Lattice Dirac Fermions on a Simplicial Riemannian Manifold

TL;DR

This paper develops a lattice formulation of the Dirac equation on simplicial complexes approximating smooth Riemannian manifolds, demonstrating numerical convergence and comparison with continuum conformal field theory results.

Contribution

It introduces a general lattice Dirac operator on simplicial manifolds with a lattice vierbein and spin connection, applicable to any smooth Riemannian manifold with a spin structure.

Findings

Eigenvalues and eigenvectors converge rapidly to continuum results.

Numerical tests on the projective sphere show accurate spectral convergence.

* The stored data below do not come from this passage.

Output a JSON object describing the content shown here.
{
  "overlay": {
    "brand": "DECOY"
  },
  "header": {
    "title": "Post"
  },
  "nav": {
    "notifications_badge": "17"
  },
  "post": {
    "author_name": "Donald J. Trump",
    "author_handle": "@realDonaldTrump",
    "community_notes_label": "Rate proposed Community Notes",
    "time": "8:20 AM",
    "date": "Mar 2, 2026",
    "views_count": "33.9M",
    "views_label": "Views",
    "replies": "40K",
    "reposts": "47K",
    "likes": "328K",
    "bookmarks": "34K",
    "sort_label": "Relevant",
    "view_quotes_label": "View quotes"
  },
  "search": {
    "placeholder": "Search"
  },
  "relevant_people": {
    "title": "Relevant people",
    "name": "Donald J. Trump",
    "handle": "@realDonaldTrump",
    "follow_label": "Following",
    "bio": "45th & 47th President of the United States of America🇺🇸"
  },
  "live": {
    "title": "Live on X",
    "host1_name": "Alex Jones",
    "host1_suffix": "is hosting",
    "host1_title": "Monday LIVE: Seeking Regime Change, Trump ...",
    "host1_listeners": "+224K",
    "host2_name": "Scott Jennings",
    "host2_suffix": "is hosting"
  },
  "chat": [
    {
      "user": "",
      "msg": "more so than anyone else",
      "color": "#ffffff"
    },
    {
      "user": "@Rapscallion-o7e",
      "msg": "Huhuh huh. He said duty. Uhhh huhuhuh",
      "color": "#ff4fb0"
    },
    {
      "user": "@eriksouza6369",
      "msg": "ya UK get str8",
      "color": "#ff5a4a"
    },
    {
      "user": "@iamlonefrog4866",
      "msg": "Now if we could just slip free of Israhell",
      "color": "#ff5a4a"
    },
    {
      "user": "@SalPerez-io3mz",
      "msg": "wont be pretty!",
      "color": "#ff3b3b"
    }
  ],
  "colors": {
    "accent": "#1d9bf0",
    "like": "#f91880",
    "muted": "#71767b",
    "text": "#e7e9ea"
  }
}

Correlation functions match continuum conformal field theory predictions.

Abstract

The lattice Dirac equation is formulated on a simplicial complex which approximates a smooth Riemann manifold by introducing a lattice vierbein on each site and a lattice spin connection on each link. Care is taken so the construction applies to any smooth D-dimensional Riemannian manifold that permits a spin connection. It is tested numerically in 2D for the projective sphere ${\mathbb S}^2$ in the limit of an increasingly refined sequence of triangles. The eigenspectrum and eigenvectors are shown to converge rapidly to the exact result in the continuum limit. In addition comparison is made with the continuum Ising conformal field theory on ${\mathbb S}^2$. Convergence is tested for the two point, $\langle \epsilon(x_1) \epsilon(x_2) \rangle$, and the four point, $\langle \sigma(x_1) \epsilon(x_2) \epsilon(x_3 )\sigma(x_4) \rangle $, correlators for the energy, $\epsilon(x) = i \bar \psi(x)\psi(x)$, and twist operators, $\sigma(x)$, respectively.